Formula (1) produced from microorganisms
[—O—CHR—CH ₂ —CO—] (1)
(Here, R is an alkyl group represented by C _n H _{2n + 1} , and n = 1 or more and 15 or less.)
A volatile foaming agent is melt-kneaded with a resin composition (A) containing a copolymer (hereinafter, poly (3-hydroxyalkanoate): abbreviated as P3HA) composed of one or more units represented by the following formula: P3HA resin extrusion characterized in that the mixture is extruded and extruded to a low pressure region through a molding die adjusted to 80 ° C. or higher and melting point + 20 ° C. or lower, and the surface temperature of the discharged product is cooled to less than 80 ° C. A method for producing a foam.

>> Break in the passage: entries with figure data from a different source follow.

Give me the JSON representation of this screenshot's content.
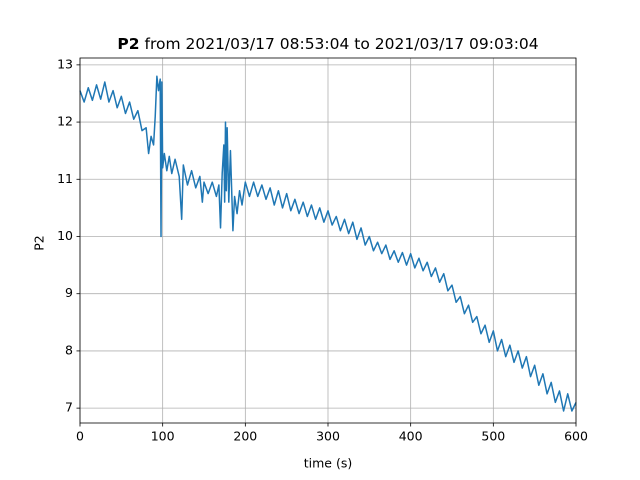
{
  "chart_data": {
    "type": "line",
    "title_parts": [
      "P2",
      "from 2021/03/17 08:53:04 to 2021/03/17 09:03:04"
    ],
    "xlabel": "time (s)",
    "ylabel": "P2",
    "xlim": [
      0,
      600
    ],
    "ylim": [
      6.74,
      13.12
    ],
    "xticks": [
      0,
      100,
      200,
      300,
      400,
      500,
      600
    ],
    "yticks": [
      7,
      8,
      9,
      10,
      11,
      12,
      13
    ],
    "grid": true,
    "x": [
      0,
      5,
      10,
      15,
      20,
      25,
      30,
      35,
      40,
      45,
      50,
      55,
      60,
      65,
      70,
      75,
      80,
      83,
      86,
      89,
      91,
      93,
      95,
      97,
      98,
      99,
      100,
      102,
      105,
      108,
      111,
      115,
      120,
      123,
      125,
      130,
      135,
      140,
      145,
      148,
      150,
      155,
      160,
      165,
      168,
      170,
      172,
      174,
      175,
      176,
      177,
      178,
      180,
      182,
      185,
      187,
      190,
      193,
      196,
      200,
      205,
      210,
      215,
      220,
      225,
      230,
      235,
      240,
      245,
      250,
      255,
      260,
      265,
      270,
      275,
      280,
      285,
      290,
      295,
      300,
      305,
      310,
      315,
      320,
      325,
      330,
      335,
      340,
      345,
      350,
      355,
      360,
      365,
      370,
      375,
      380,
      385,
      390,
      395,
      400,
      405,
      410,
      415,
      420,
      425,
      430,
      435,
      440,
      445,
      450,
      455,
      460,
      465,
      470,
      475,
      480,
      485,
      490,
      495,
      500,
      505,
      510,
      515,
      520,
      525,
      530,
      535,
      540,
      545,
      550,
      555,
      560,
      565,
      570,
      575,
      580,
      585,
      590,
      595,
      600
    ],
    "series": [
      {
        "name": "P2",
        "color": "#1f77b4",
        "values": [
          12.55,
          12.35,
          12.6,
          12.38,
          12.65,
          12.4,
          12.7,
          12.35,
          12.55,
          12.25,
          12.45,
          12.15,
          12.35,
          12.05,
          12.2,
          11.85,
          11.9,
          11.45,
          11.75,
          11.6,
          12.1,
          12.8,
          12.55,
          12.75,
          10.0,
          12.7,
          11.2,
          11.45,
          11.15,
          11.4,
          11.1,
          11.35,
          11.05,
          10.3,
          11.25,
          10.9,
          11.15,
          10.85,
          11.05,
          10.6,
          10.95,
          10.75,
          10.95,
          10.7,
          10.9,
          10.15,
          11.1,
          11.6,
          10.6,
          12.0,
          10.8,
          11.9,
          10.6,
          11.5,
          10.1,
          10.7,
          10.4,
          10.8,
          10.55,
          10.95,
          10.7,
          10.95,
          10.7,
          10.9,
          10.65,
          10.85,
          10.55,
          10.8,
          10.5,
          10.75,
          10.45,
          10.65,
          10.4,
          10.6,
          10.35,
          10.55,
          10.3,
          10.5,
          10.25,
          10.45,
          10.2,
          10.35,
          10.1,
          10.3,
          10.05,
          10.25,
          9.95,
          10.15,
          9.85,
          10.0,
          9.75,
          9.9,
          9.7,
          9.85,
          9.6,
          9.75,
          9.55,
          9.72,
          9.5,
          9.7,
          9.45,
          9.62,
          9.4,
          9.55,
          9.3,
          9.45,
          9.2,
          9.35,
          9.05,
          9.15,
          8.85,
          8.95,
          8.65,
          8.8,
          8.5,
          8.6,
          8.3,
          8.45,
          8.15,
          8.35,
          8.0,
          8.2,
          7.9,
          8.1,
          7.8,
          8.0,
          7.7,
          7.9,
          7.55,
          7.75,
          7.4,
          7.6,
          7.25,
          7.45,
          7.1,
          7.3,
          6.95,
          7.25,
          6.95,
          7.1
        ]
      }
    ]
  }
}
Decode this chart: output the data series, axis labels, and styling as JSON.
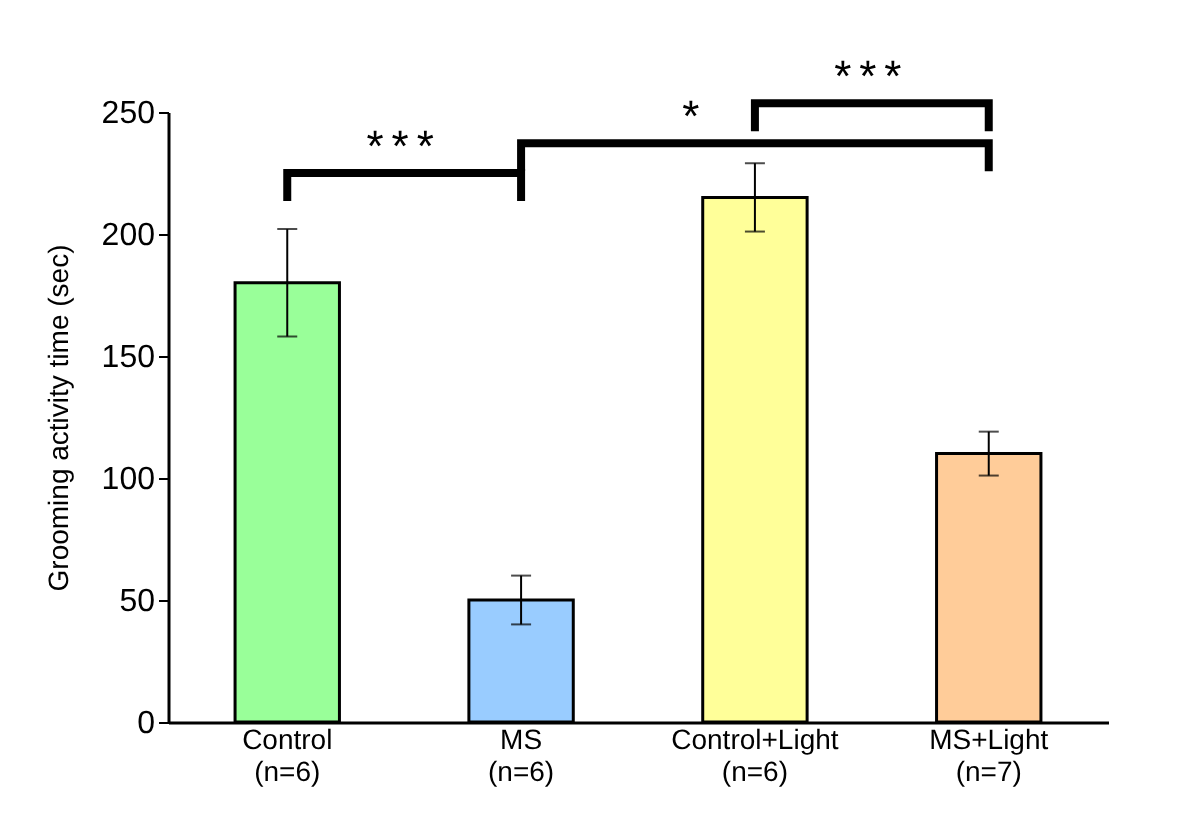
{
  "chart_data": {
    "type": "bar",
    "ylabel": "Grooming activity time (sec)",
    "categories": [
      "Control\n(n=6)",
      "MS\n(n=6)",
      "Control+Light\n(n=6)",
      "MS+Light\n(n=7)"
    ],
    "values": [
      180,
      50,
      215,
      110
    ],
    "colors": [
      "#99ff99",
      "#99ccff",
      "#ffff99",
      "#ffcc99"
    ],
    "errors": [
      22,
      10,
      14,
      9
    ],
    "ylim": [
      0,
      250
    ],
    "yticks": [
      0,
      50,
      100,
      150,
      200,
      250
    ],
    "grid": false,
    "annotations": [
      "***",
      "*",
      "***"
    ]
  }
}
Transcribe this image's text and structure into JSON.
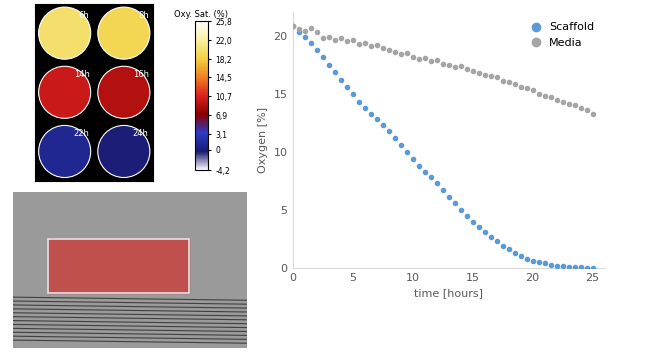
{
  "chart_data": [
    {
      "type": "map_panels",
      "panels": [
        "6h",
        "8h",
        "14h",
        "16h",
        "22h",
        "24h"
      ],
      "values": [
        20,
        19,
        10,
        9,
        1,
        0
      ],
      "colorbar": {
        "label": "Oxy. Sat. (%)",
        "range": [
          -4.2,
          25.8
        ],
        "ticks": [
          {
            "value": 25.8,
            "label": "25,8"
          },
          {
            "value": 22.0,
            "label": "22,0"
          },
          {
            "value": 18.2,
            "label": "18,2"
          },
          {
            "value": 14.5,
            "label": "14,5"
          },
          {
            "value": 10.7,
            "label": "10,7"
          },
          {
            "value": 6.9,
            "label": "6,9"
          },
          {
            "value": 3.1,
            "label": "3,1"
          },
          0,
          {
            "value": -4.2,
            "label": "-4,2"
          }
        ]
      }
    },
    {
      "type": "scatter",
      "x_label": "time [hours]",
      "y_label": "Oxygen [%]",
      "x": [
        0,
        0.5,
        1,
        1.5,
        2,
        2.5,
        3,
        3.5,
        4,
        4.5,
        5,
        5.5,
        6,
        6.5,
        7,
        7.5,
        8,
        8.5,
        9,
        9.5,
        10,
        10.5,
        11,
        11.5,
        12,
        12.5,
        13,
        13.5,
        14,
        14.5,
        15,
        15.5,
        16,
        16.5,
        17,
        17.5,
        18,
        18.5,
        19,
        19.5,
        20,
        20.5,
        21,
        21.5,
        22,
        22.5,
        23,
        23.5,
        24,
        24.5,
        25
      ],
      "series": [
        {
          "name": "Scaffold",
          "color": "#5b9bd5",
          "values": [
            20.8,
            20.3,
            19.9,
            19.4,
            18.8,
            18.2,
            17.5,
            16.9,
            16.2,
            15.6,
            15.0,
            14.3,
            13.8,
            13.3,
            12.8,
            12.3,
            11.8,
            11.2,
            10.6,
            10.0,
            9.4,
            8.8,
            8.3,
            7.8,
            7.3,
            6.7,
            6.1,
            5.6,
            5.0,
            4.5,
            4.0,
            3.5,
            3.1,
            2.7,
            2.3,
            1.9,
            1.6,
            1.3,
            1.0,
            0.8,
            0.6,
            0.5,
            0.4,
            0.3,
            0.2,
            0.2,
            0.1,
            0.1,
            0.1,
            0.0,
            0.0
          ]
        },
        {
          "name": "Media",
          "color": "#a5a5a5",
          "values": [
            20.8,
            20.6,
            20.4,
            20.7,
            20.3,
            19.8,
            19.9,
            19.6,
            19.8,
            19.5,
            19.6,
            19.3,
            19.4,
            19.1,
            19.2,
            18.9,
            18.8,
            18.6,
            18.4,
            18.5,
            18.2,
            18.0,
            18.1,
            17.8,
            17.9,
            17.6,
            17.5,
            17.3,
            17.4,
            17.1,
            17.0,
            16.8,
            16.6,
            16.5,
            16.4,
            16.1,
            16.0,
            15.8,
            15.6,
            15.5,
            15.3,
            15.0,
            14.8,
            14.7,
            14.5,
            14.3,
            14.1,
            14.0,
            13.8,
            13.6,
            13.3
          ]
        }
      ],
      "xlim": [
        0,
        26
      ],
      "xticks": [
        0,
        5,
        10,
        15,
        20,
        25
      ],
      "ylim": [
        0,
        22
      ],
      "yticks": [
        0,
        5,
        10,
        15,
        20
      ],
      "marker": "circle",
      "legend": "upper right",
      "grid": false
    }
  ]
}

However, the resin composition (A) satisfies the relationship of the formula (2).
η> 500 Pa · s (2)
η: Melting viscosity of resin composition (A) at melting point + 20 ° C. and shear rate of 122 sec ⁻¹   The method for producing a P3HA resin extruded foam according to claim 1, wherein the resin composition (A) comprises P3HA and a substance exhibiting a thickening effect.   The method for producing a P3HA resin extruded foam according to claim 2, wherein the substance exhibiting the thickening effect is an isocyanate compound.   The method for producing a P3HA resin extruded foam according to any one of claims 1 to 3, wherein the resin composition (A) comprises an aliphatic amide compound.   The method for producing an extruded foam according to any one of claims 1 to 4, wherein P3HA is poly (3-hydroxybutyrate-co-3-hydroxyhexanoate).   P3HA is poly (3-hydroxybutyrate-co-3-hydroxyhexanoate), and the composition of the copolymer component is characterized in that 3-hydroxyhexanoate is 1 mol% or more and 20 mol% or less. A method for producing a P3HA extruded foam according to any one of claims 1 to 5.   The volatile blowing agent is at least one selected from the group consisting of carbon dioxide, propane, isobutane, normal butane, dimethyl ether, diethyl ether, and methyl ethyl ether. Manufacturing method of P3HA resin extruded foam.   A P3HA resin extruded foam obtained by the method for producing an extruded foam according to any one of claims 1 to 7.   9. The P3HA resin extruded foam according to claim 8, wherein the open cell ratio is 70% or more.